A base organizacional do Vaticano fica na Itália. É nela que estão as sedes de várias organizações católicas. Suas redes complexas abrangem uma grande parte do globo. O aparato eclesiástico do Vaticano consiste em cerca de 200.000 pessoas. É uma figura imponente – particularmente quando se considera que eles incluem muitos milhares de indivíduos cultos e inteligentes que possuem habilidade consumada na arte da intriga.

Muitos desses homens incorporam as tradições mais antigas (e testadas) sobre o controle das massas – e, em consequência, constituem a maior força reacionária na Itália. É ainda mais formidável precisamente por causa de sua natureza insidiosa e evasiva.
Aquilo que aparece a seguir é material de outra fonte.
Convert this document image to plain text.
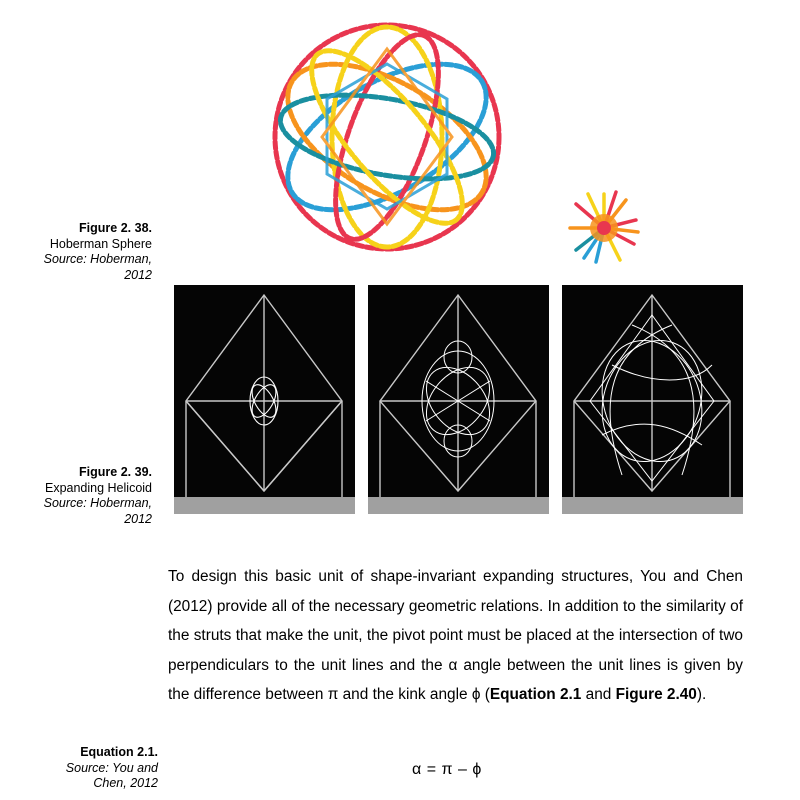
Figure 2. 38.
Hoberman Sphere
Source: Hoberman,
2012
Figure 2. 39.
Expanding Helicoid
Source: Hoberman,
2012

To design this basic unit of shape-invariant expanding structures, You and Chen (2012) provide all of the necessary geometric relations. In addition to the similarity of the struts that make the unit, the pivot point must be placed at the intersection of two perpendiculars to the unit lines and the α angle between the unit lines is given by the difference between π and the kink angle ϕ (Equation 2.1 and Figure 2.40).

Equation 2.1.
Source: You and
Chen, 2012
α = π – ϕ
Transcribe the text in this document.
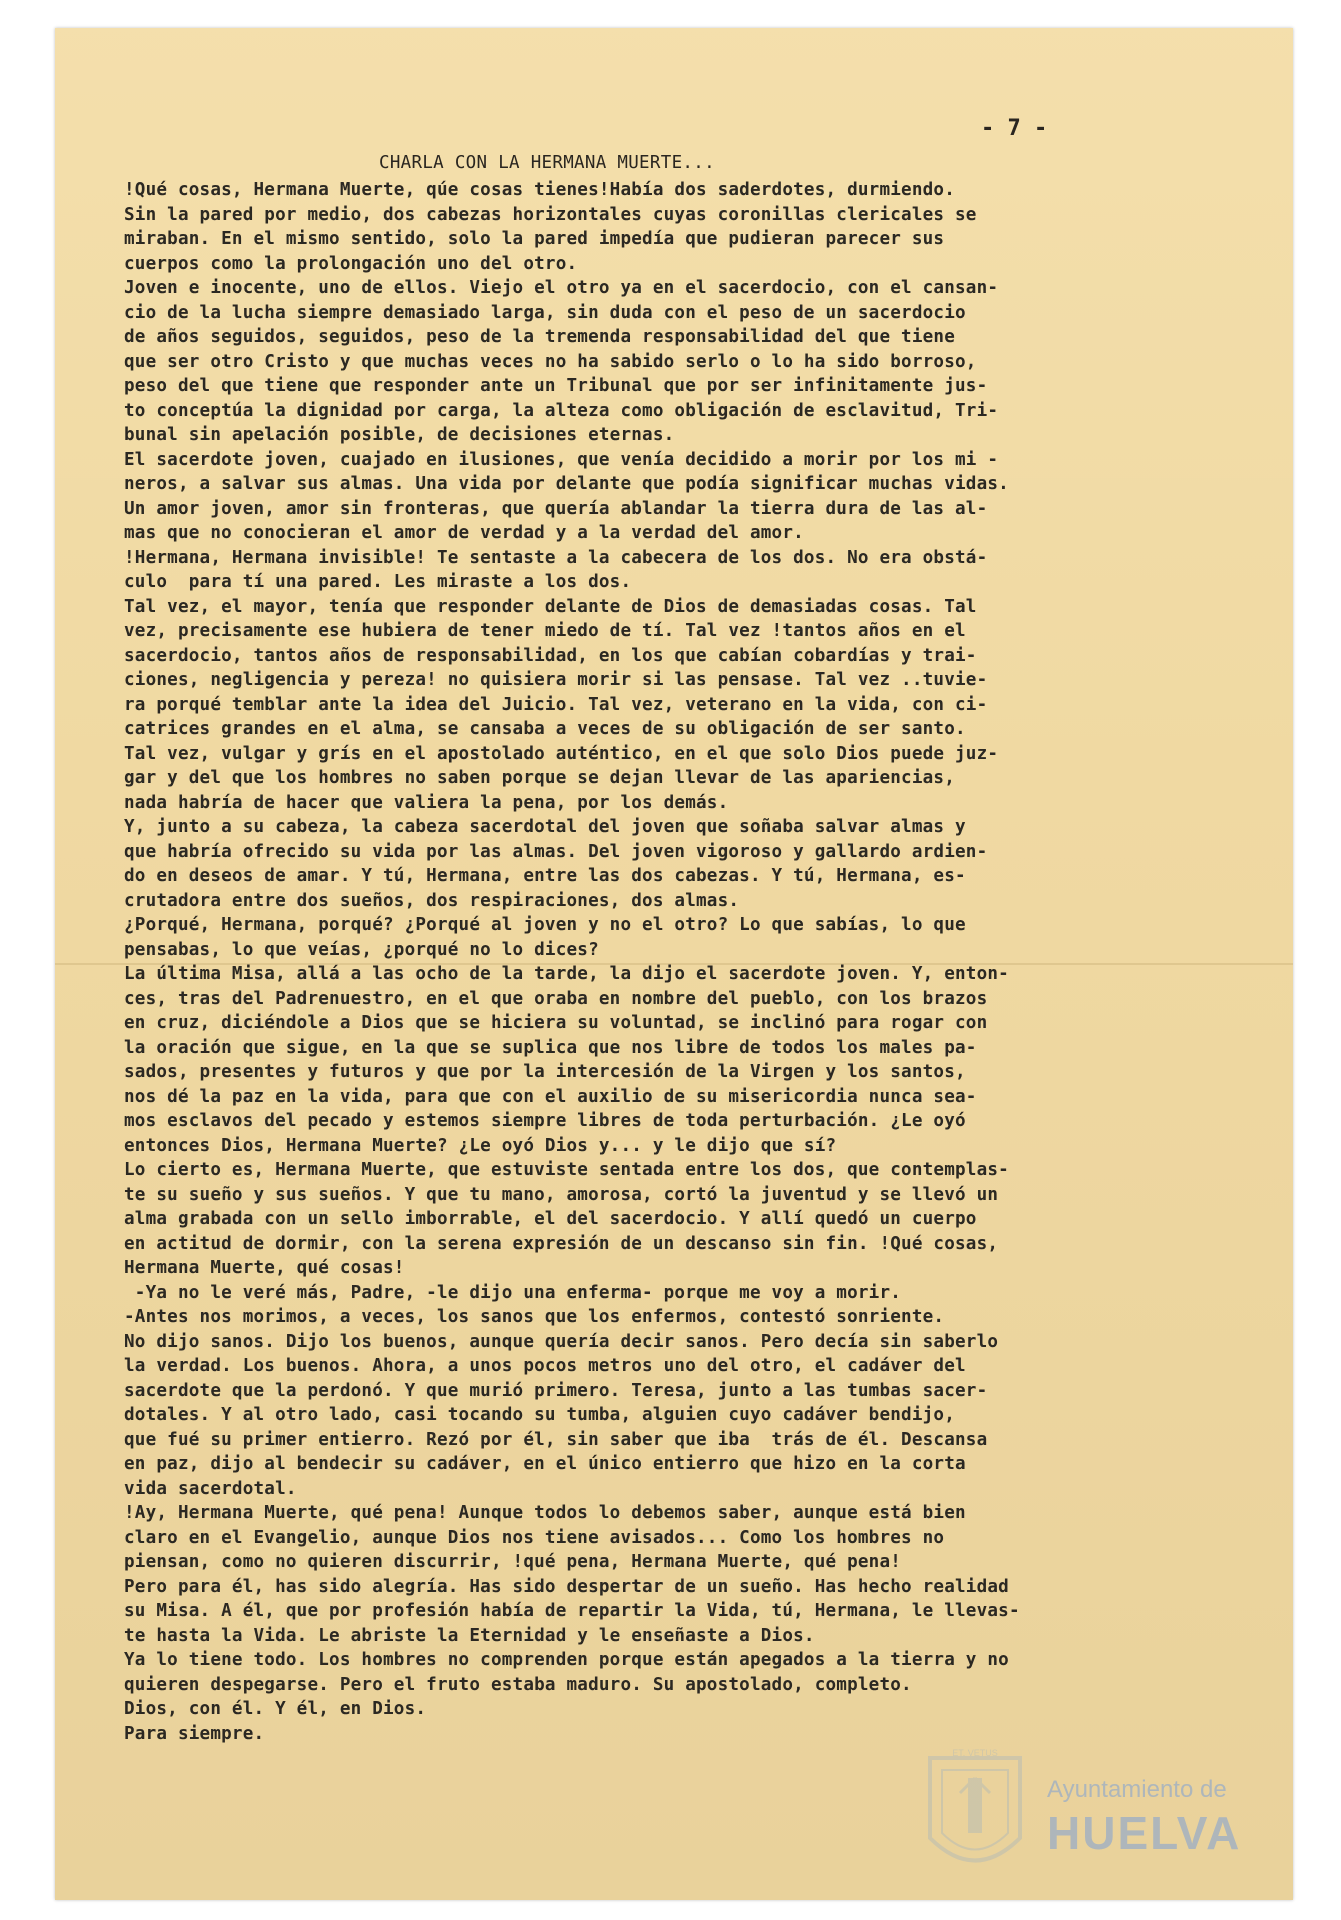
- 7 -
CHARLA CON LA HERMANA MUERTE...
!Qué cosas, Hermana Muerte, qúe cosas tienes!Había dos saderdotes, durmiendo.
Sin la pared por medio, dos cabezas horizontales cuyas coronillas clericales se
miraban. En el mismo sentido, solo la pared impedía que pudieran parecer sus
cuerpos como la prolongación uno del otro.
Joven e inocente, uno de ellos. Viejo el otro ya en el sacerdocio, con el cansan-
cio de la lucha siempre demasiado larga, sin duda con el peso de un sacerdocio
de años seguidos, seguidos, peso de la tremenda responsabilidad del que tiene
que ser otro Cristo y que muchas veces no ha sabido serlo o lo ha sido borroso,
peso del que tiene que responder ante un Tribunal que por ser infinitamente jus-
to conceptúa la dignidad por carga, la alteza como obligación de esclavitud, Tri-
bunal sin apelación posible, de decisiones eternas.
El sacerdote joven, cuajado en ilusiones, que venía decidido a morir por los mi -
neros, a salvar sus almas. Una vida por delante que podía significar muchas vidas.
Un amor joven, amor sin fronteras, que quería ablandar la tierra dura de las al-
mas que no conocieran el amor de verdad y a la verdad del amor.
!Hermana, Hermana invisible! Te sentaste a la cabecera de los dos. No era obstá-
culo  para tí una pared. Les miraste a los dos.
Tal vez, el mayor, tenía que responder delante de Dios de demasiadas cosas. Tal
vez, precisamente ese hubiera de tener miedo de tí. Tal vez !tantos años en el
sacerdocio, tantos años de responsabilidad, en los que cabían cobardías y trai-
ciones, negligencia y pereza! no quisiera morir si las pensase. Tal vez ..tuvie-
ra porqué temblar ante la idea del Juicio. Tal vez, veterano en la vida, con ci-
catrices grandes en el alma, se cansaba a veces de su obligación de ser santo.
Tal vez, vulgar y grís en el apostolado auténtico, en el que solo Dios puede juz-
gar y del que los hombres no saben porque se dejan llevar de las apariencias,
nada habría de hacer que valiera la pena, por los demás.
Y, junto a su cabeza, la cabeza sacerdotal del joven que soñaba salvar almas y
que habría ofrecido su vida por las almas. Del joven vigoroso y gallardo ardien-
do en deseos de amar. Y tú, Hermana, entre las dos cabezas. Y tú, Hermana, es-
crutadora entre dos sueños, dos respiraciones, dos almas.
¿Porqué, Hermana, porqué? ¿Porqué al joven y no el otro? Lo que sabías, lo que
pensabas, lo que veías, ¿porqué no lo dices?
La última Misa, allá a las ocho de la tarde, la dijo el sacerdote joven. Y, enton-
ces, tras del Padrenuestro, en el que oraba en nombre del pueblo, con los brazos
en cruz, diciéndole a Dios que se hiciera su voluntad, se inclinó para rogar con
la oración que sigue, en la que se suplica que nos libre de todos los males pa-
sados, presentes y futuros y que por la intercesión de la Virgen y los santos,
nos dé la paz en la vida, para que con el auxilio de su misericordia nunca sea-
mos esclavos del pecado y estemos siempre libres de toda perturbación. ¿Le oyó
entonces Dios, Hermana Muerte? ¿Le oyó Dios y... y le dijo que sí?
Lo cierto es, Hermana Muerte, que estuviste sentada entre los dos, que contemplas-
te su sueño y sus sueños. Y que tu mano, amorosa, cortó la juventud y se llevó un
alma grabada con un sello imborrable, el del sacerdocio. Y allí quedó un cuerpo
en actitud de dormir, con la serena expresión de un descanso sin fin. !Qué cosas,
Hermana Muerte, qué cosas!
-Ya no le veré más, Padre, -le dijo una enferma- porque me voy a morir.
-Antes nos morimos, a veces, los sanos que los enfermos, contestó sonriente.
No dijo sanos. Dijo los buenos, aunque quería decir sanos. Pero decía sin saberlo
la verdad. Los buenos. Ahora, a unos pocos metros uno del otro, el cadáver del
sacerdote que la perdonó. Y que murió primero. Teresa, junto a las tumbas sacer-
dotales. Y al otro lado, casi tocando su tumba, alguien cuyo cadáver bendijo,
que fué su primer entierro. Rezó por él, sin saber que iba  trás de él. Descansa
en paz, dijo al bendecir su cadáver, en el único entierro que hizo en la corta
vida sacerdotal.
!Ay, Hermana Muerte, qué pena! Aunque todos lo debemos saber, aunque está bien
claro en el Evangelio, aunque Dios nos tiene avisados... Como los hombres no
piensan, como no quieren discurrir, !qué pena, Hermana Muerte, qué pena!
Pero para él, has sido alegría. Has sido despertar de un sueño. Has hecho realidad
su Misa. A él, que por profesión había de repartir la Vida, tú, Hermana, le llevas-
te hasta la Vida. Le abriste la Eternidad y le enseñaste a Dios.
Ya lo tiene todo. Los hombres no comprenden porque están apegados a la tierra y no
quieren despegarse. Pero el fruto estaba maduro. Su apostolado, completo.
Dios, con él. Y él, en Dios.
Para siempre.
ET. VETUS
Ayuntamiento de
HUELVA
Antes de tentar seu golpe de estado, o fascismo teve que chegar a um entendimento com essa poderosa instituição. Dizem que o Vaticano, embora muito interessado na ascensão do fascismo ao poder, exigiu um preço muito alto por seu apoio.

Há rumores de que o resgate do Banco de Roma, onde todos os fundos eclesiásticos foram depositados, custou aos contribuintes italianos mais de um bilhão de liras.

Muitas vezes as pessoas falam do Vaticano e de sua influência sem compreender em detalhes sua estrutura e os reais pontos fortes da organização. Vale a pena olhar com atenção.

O Vaticano é um inimigo internacional do proletariado revolucionário. É claro que a classe trabalhadora italiana deve resolver o problema do papado em grande parte com suas próprias mãos. Mas é igualmente claro que esse objetivo não pode ser alcançado, a menos que o proletariado internacional também esteja à altura da ocasião.

A organização internacional do Vaticano reflete seu caráter internacional. O Vaticano constitui a base do poder papal na Itália e em todo o mundo. Na Itália há duas organizações católicas principais:

  1. A organização de massas, a mais religiosa de todas, oficialmente baseada na hierarquia eclesiástica: a União Popular dos Católicos Italianos (ou, como os jornais a chamam atualmente, a Ação Católica); e
  2. Um Partido político – o Partido Popular da Itália, que recentemente quase entrou em conflito aberto com a Ação Católica. O Partido Popular está se tornando cada vez mais a organização do baixo clero e dos camponeses pobres. Enquanto isso, a Ação Católica se encontra nas mãos da aristocracia, dos grandes latifundiários e das altas patentes do clero - reacionários e simpatizantes fascistas.

O papa é o chefe supremo tanto do aparelho eclesiástico quanto da Ação Católica. Esta última organização desconsidera os congressos nacionais e qualquer outra forma de organização democrática. Também ignora (pelo menos oficialmente) tendências, frações e correntes de ideias diferentes. É construído de forma hierárquica, de cima para baixo.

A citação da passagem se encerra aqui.